When you’re going through a divorce, one of the pieces of property you may need to divide is your stock options or restricted stocks. Many people overlook their stocks, because they forget about them or don’t consider their potential worth.
The truth is that dividing all your marital assets is important, regardless of what the stocks may or may not do in the future. Stocks are some of the most difficult things to divide fairly, so here are some things to keep in mind.
First, know that these are potentially valuable stocks and options. Usually, people obtain them through work, where they’re either given or purchase stocks. There’s a potential for those stocks to grow in value as the company grows, but there’s also a risk of the stocks depleting.
During your divorce, make sure you know the status of the stocks. Some stocks, like restricted stocks, aren’t available until the worker meets certain restrictions. For instance, the stock option might be restricted until the person has worked for the company for five years. It’s important to find out what kinds of stocks are available and how soon you or your spouse can sell the stocks.

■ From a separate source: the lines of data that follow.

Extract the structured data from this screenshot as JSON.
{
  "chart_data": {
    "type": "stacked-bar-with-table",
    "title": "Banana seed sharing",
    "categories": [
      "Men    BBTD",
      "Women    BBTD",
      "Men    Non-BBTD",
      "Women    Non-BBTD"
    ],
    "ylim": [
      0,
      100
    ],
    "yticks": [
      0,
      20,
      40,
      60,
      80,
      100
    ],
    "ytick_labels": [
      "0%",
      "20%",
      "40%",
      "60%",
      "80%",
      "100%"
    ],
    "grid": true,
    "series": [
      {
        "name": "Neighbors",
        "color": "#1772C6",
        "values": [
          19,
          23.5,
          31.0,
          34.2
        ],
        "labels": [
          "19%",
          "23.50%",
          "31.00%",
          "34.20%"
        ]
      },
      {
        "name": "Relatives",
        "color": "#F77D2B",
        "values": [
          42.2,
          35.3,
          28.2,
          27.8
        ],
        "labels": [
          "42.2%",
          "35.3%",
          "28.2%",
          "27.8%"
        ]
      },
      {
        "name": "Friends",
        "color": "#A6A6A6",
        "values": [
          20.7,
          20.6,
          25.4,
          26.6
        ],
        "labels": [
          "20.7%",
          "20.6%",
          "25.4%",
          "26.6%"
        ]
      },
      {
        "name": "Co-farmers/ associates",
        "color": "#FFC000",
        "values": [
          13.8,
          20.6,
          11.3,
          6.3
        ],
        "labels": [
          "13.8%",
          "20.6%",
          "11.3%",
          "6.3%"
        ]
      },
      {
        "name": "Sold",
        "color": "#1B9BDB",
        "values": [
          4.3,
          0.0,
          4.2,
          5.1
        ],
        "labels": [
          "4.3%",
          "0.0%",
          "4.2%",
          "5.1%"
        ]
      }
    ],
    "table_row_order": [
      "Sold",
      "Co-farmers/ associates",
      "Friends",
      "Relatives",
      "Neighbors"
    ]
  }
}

Once you know what’s available, you have to value the assets. It’s hard to do, since no one knows how much stocks may be valued in the future. If the stocks are for a publicly traded company, it’s best to value it based on current share value.
Sometimes, stocks aren’t considered marital property until they’re vested, so it may not be a major issue in your divorce. It’s still something to look into, so you know you’re getting what you deserve out of your marriage.